I have following project structure:

prog
  __init__.py
tests
  subpak
    __init__.py
  __init__.py
run1.py
run2.py

run1.py:

#!/usr/bin/env python3
from setuptools import find_packages


for i in sorted(find_packages(exclude=['tests'])):
    print(i)

run2.py:

#!/usr/bin/env python3
import pip
from setuptools import find_packages


for i in sorted(find_packages(exclude=['tests'])):
    print(i)

The rest of the files are empty. Environment - Debian testing. python 3.5.

run1.py output:

$ python3 run1.py 
prog

run2.py output:

$ python3 run2.py 
prog
tests.subpak

That is, when find_packages is imported after pip , it no longer excludes sub-packages of excluded package. Why is this happening and what kind of mechanisms are involved in this peculiar behavior?

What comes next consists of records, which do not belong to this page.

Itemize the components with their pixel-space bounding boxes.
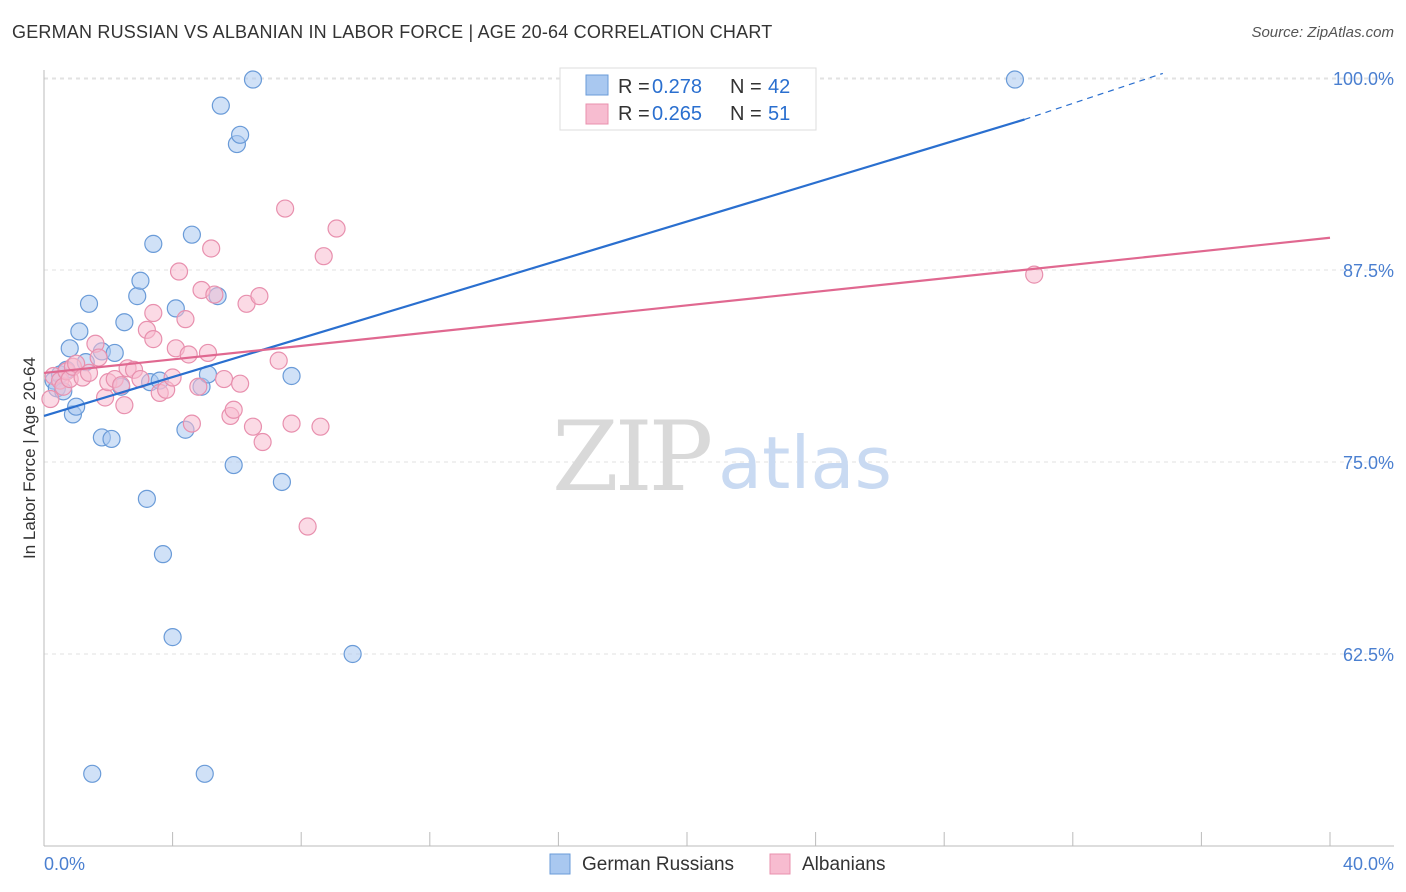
legend-n-value: 51 (768, 103, 790, 125)
albanian-point (144, 330, 163, 349)
albanian-point (298, 517, 317, 536)
german-russian-point (144, 234, 163, 253)
watermark-zip: ZIP (552, 401, 711, 513)
german-russian-point (60, 339, 79, 358)
legend-r-label: R = (618, 103, 650, 125)
german-russian-point (153, 545, 173, 564)
albanian-point (144, 303, 163, 323)
y-tick-label: 100.0% (1333, 69, 1394, 89)
x-tick-label-max: 40.0% (1343, 854, 1394, 874)
legend: R = 0.278 N = 42 R = 0.265 N = 51 (559, 67, 817, 131)
german-russian-point (1005, 70, 1025, 89)
y-tick-label: 62.5% (1343, 645, 1394, 665)
albanian-point (276, 199, 295, 218)
albanian-point (282, 414, 301, 433)
albanian-point (169, 262, 189, 281)
german-russian-point (79, 294, 99, 313)
x-tick-label-min: 0.0% (44, 854, 85, 874)
legend-r-label: R = (618, 76, 650, 98)
german-russian-point (105, 343, 124, 363)
german-russian-point (224, 455, 243, 475)
legend-n-label: N = (730, 103, 762, 125)
albanian-point (115, 396, 134, 415)
german-russian-point (182, 225, 201, 244)
german-russian-point (115, 313, 134, 332)
german-russian-point (272, 472, 292, 492)
albanian-point (179, 345, 198, 364)
series-albanians-points (41, 199, 1044, 536)
legend-r-value: 0.278 (652, 76, 702, 98)
german-russian-point (231, 125, 250, 144)
gridlines (44, 77, 1394, 655)
albanian-point (41, 389, 60, 409)
albanian-point (182, 414, 201, 433)
y-tick-labels: 62.5% 75.0% 87.5% 100.0% (1333, 69, 1394, 665)
legend-swatch-german-russians (585, 74, 609, 96)
albanian-point (189, 377, 208, 396)
albanian-point (314, 247, 333, 266)
watermark: ZIP atlas (552, 401, 892, 513)
albanian-point (176, 310, 195, 329)
albanian-point (311, 417, 330, 436)
albanian-point (327, 219, 346, 238)
german-russian-point (282, 366, 301, 386)
albanian-point (243, 417, 263, 436)
german-russian-point (83, 764, 102, 783)
german-russian-point (195, 764, 214, 783)
albanian-point (250, 287, 269, 306)
legend-n-value: 42 (768, 76, 790, 98)
x-ticks (43, 832, 1331, 846)
trend-lines (43, 72, 1331, 417)
german-russian-point (211, 96, 230, 115)
german-russian-point (70, 322, 89, 341)
german-russian-point (163, 628, 182, 647)
german-russian-point (343, 644, 362, 664)
german-russians-trend-line (43, 118, 1025, 417)
source-credit: Source: ZipAtlas.com (1251, 24, 1394, 41)
albanian-point (198, 343, 218, 363)
german-russian-point (137, 489, 156, 508)
german-russian-point (128, 287, 147, 306)
bottom-legend-swatch-albanians (769, 853, 791, 875)
albanian-point (202, 239, 221, 258)
albanian-point (214, 369, 234, 389)
legend-r-value: 0.265 (652, 103, 702, 125)
albanian-point (224, 400, 243, 419)
bottom-legend-label-albanians: Albanians (802, 854, 885, 875)
axes (43, 70, 1394, 847)
albanian-point (269, 351, 288, 370)
legend-swatch-albanians (585, 103, 609, 125)
albanian-point (89, 348, 108, 367)
watermark-atlas: atlas (718, 421, 892, 505)
german-russian-point (131, 271, 150, 290)
bottom-legend: German Russians Albanians (549, 853, 885, 875)
german-russian-point (102, 429, 121, 449)
german-russians-trend-extension (1024, 72, 1164, 121)
albanian-point (253, 432, 272, 452)
chart-title: GERMAN RUSSIAN VS ALBANIAN IN LABOR FORC… (12, 22, 773, 42)
albanian-point (205, 285, 224, 304)
y-tick-label: 75.0% (1343, 453, 1394, 473)
bottom-legend-label-german-russians: German Russians (582, 854, 734, 875)
legend-n-label: N = (730, 76, 762, 98)
albanian-point (231, 374, 250, 393)
y-tick-label: 87.5% (1343, 261, 1394, 281)
bottom-legend-swatch-german-russians (549, 853, 571, 875)
albanians-trend-line (43, 236, 1331, 375)
german-russian-point (243, 70, 263, 89)
y-axis-label: In Labor Force | Age 20-64 (20, 357, 39, 559)
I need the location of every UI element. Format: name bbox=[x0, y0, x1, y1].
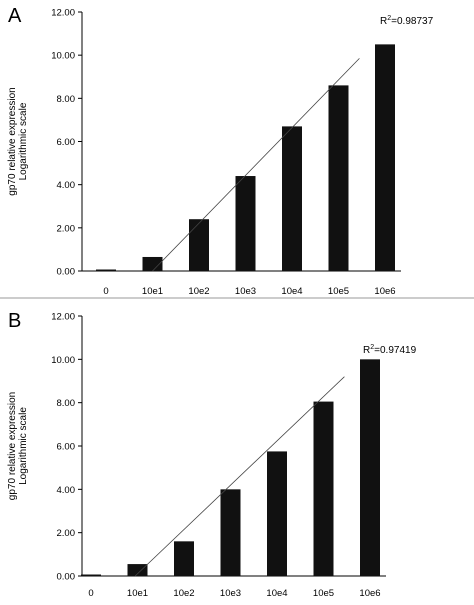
bar bbox=[220, 489, 241, 576]
panel-letter: B bbox=[8, 310, 21, 332]
x-tick-label: 10e6 bbox=[374, 286, 395, 297]
bar bbox=[313, 401, 334, 576]
y-tick-label: 10.00 bbox=[51, 355, 75, 366]
x-tick-label: 0 bbox=[88, 588, 93, 599]
bar bbox=[174, 541, 194, 576]
y-axis-label: Logarithmic scale bbox=[18, 407, 29, 485]
y-tick-label: 8.00 bbox=[57, 398, 76, 409]
y-axis-label: gp70 relative expression bbox=[7, 87, 18, 195]
panel-letter: A bbox=[8, 5, 22, 27]
y-tick-label: 10.00 bbox=[51, 51, 75, 62]
y-tick-label: 2.00 bbox=[57, 223, 76, 234]
bar bbox=[267, 451, 287, 576]
x-tick-label: 10e5 bbox=[313, 588, 334, 599]
bar bbox=[235, 176, 256, 271]
x-tick-label: 10e3 bbox=[220, 588, 241, 599]
y-tick-label: 0.00 bbox=[57, 572, 76, 583]
bar bbox=[360, 359, 380, 576]
bar bbox=[96, 269, 116, 271]
trendline bbox=[152, 58, 360, 272]
bar bbox=[328, 85, 349, 271]
bar bbox=[375, 44, 395, 271]
y-tick-label: 6.00 bbox=[57, 137, 76, 148]
y-axis-label: gp70 relative expression bbox=[7, 392, 18, 500]
y-tick-label: 12.00 bbox=[51, 8, 75, 19]
x-tick-label: 10e2 bbox=[188, 286, 209, 297]
y-tick-label: 4.00 bbox=[57, 180, 76, 191]
trendline bbox=[134, 376, 345, 577]
x-tick-label: 10e3 bbox=[235, 286, 256, 297]
x-tick-label: 10e2 bbox=[173, 588, 194, 599]
bar bbox=[189, 219, 209, 271]
x-tick-label: 10e6 bbox=[359, 588, 380, 599]
y-axis-label: Logarithmic scale bbox=[18, 102, 29, 180]
y-tick-label: 8.00 bbox=[57, 94, 76, 105]
bar bbox=[142, 256, 163, 271]
bar bbox=[282, 126, 302, 272]
bar bbox=[127, 564, 148, 576]
y-tick-label: 4.00 bbox=[57, 485, 76, 496]
y-tick-label: 6.00 bbox=[57, 442, 76, 453]
bar bbox=[81, 574, 101, 576]
x-tick-label: 10e4 bbox=[281, 286, 302, 297]
y-tick-label: 2.00 bbox=[57, 528, 76, 539]
x-tick-label: 0 bbox=[103, 286, 108, 297]
x-tick-label: 10e1 bbox=[142, 286, 163, 297]
x-tick-label: 10e4 bbox=[266, 588, 287, 599]
y-tick-label: 0.00 bbox=[57, 267, 76, 278]
x-tick-label: 10e1 bbox=[127, 588, 148, 599]
x-tick-label: 10e5 bbox=[328, 286, 349, 297]
r-squared-label: R2=0.98737 bbox=[380, 15, 434, 27]
y-tick-label: 12.00 bbox=[51, 312, 75, 323]
r-squared-label: R2=0.97419 bbox=[363, 344, 417, 356]
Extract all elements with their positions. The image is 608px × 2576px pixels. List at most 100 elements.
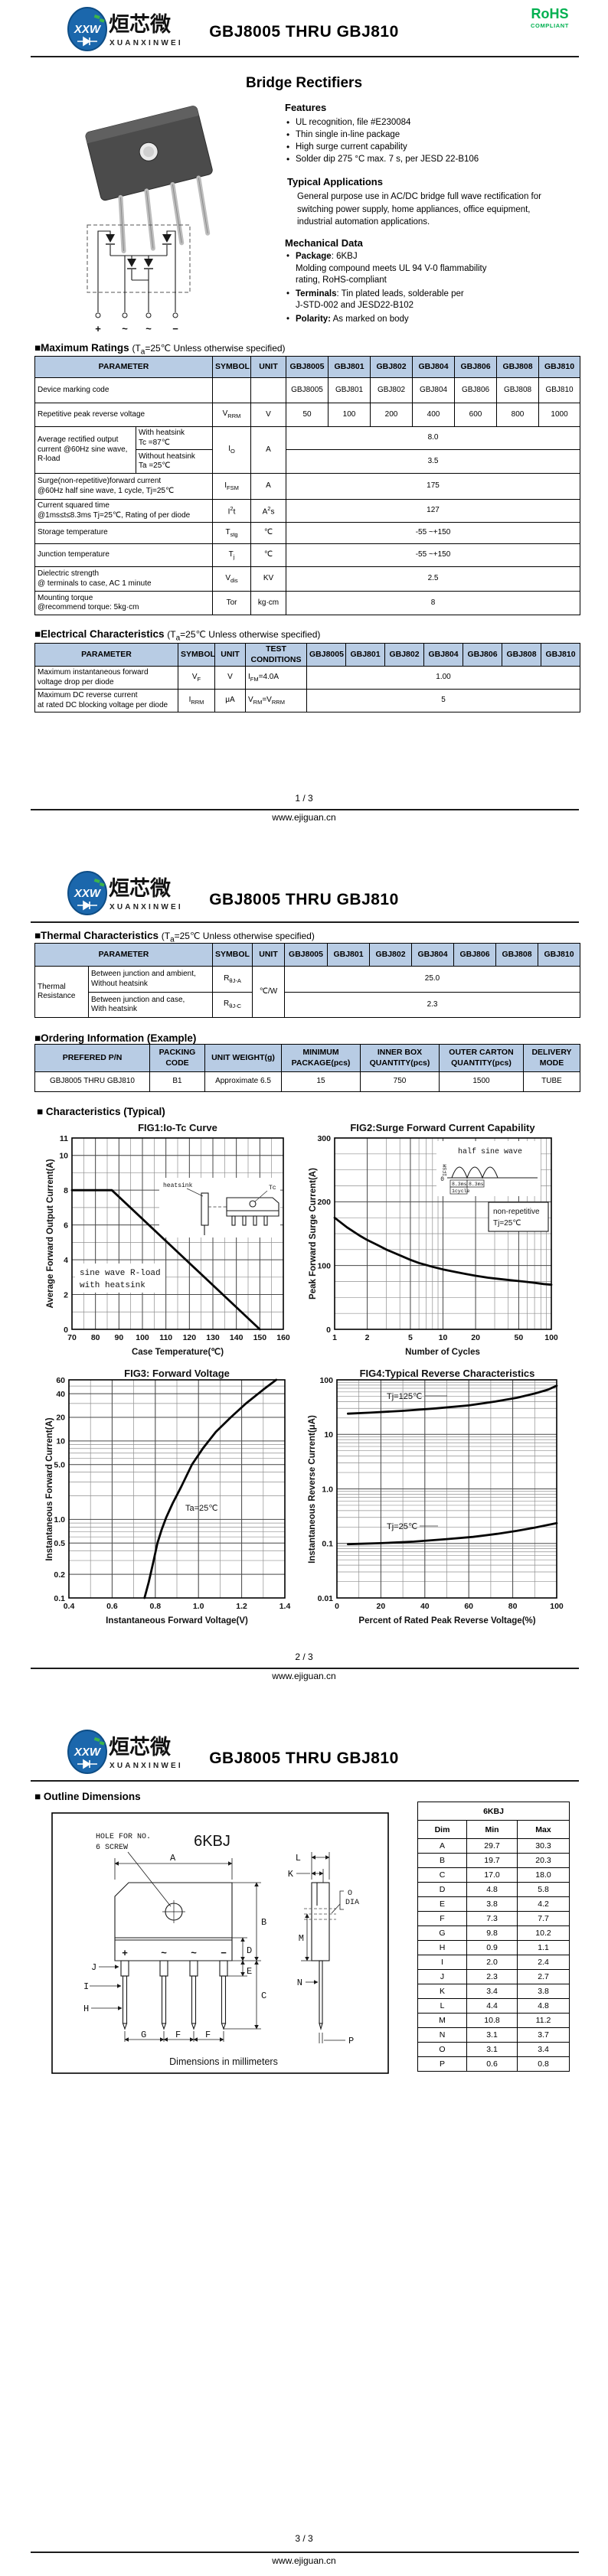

edit: It appears that pip or some of its dependencies are changing syspath, and setuptools modules are different. Run1:

<module 'setuptools' from '/usr/lib/python3/dist-packages/setuptools/__init__.py'>

Run2:

<module 'setuptools' from '/usr/share/python-wheels/setuptools-20.10.1-py2.py3-none-any.whl/setuptools/__init__.py'>

pip imports wheel support, and this appears to unlock a wheel you didn't know you had:

<module 'setuptools' from '/usr/share/python-wheels/setuptools-20.10.1-py2.py3-none-any.whl/setuptools/__init__.py'>

Without the wheel you are importing a system-wide setuptools version:

<module 'setuptools' from '/usr/lib/python3/dist-packages/setuptools/__init__.py'> 

This version appears to be broken, because test.subpack is supposed to be included (filter it out by adding 'tests.*' to the exclude list).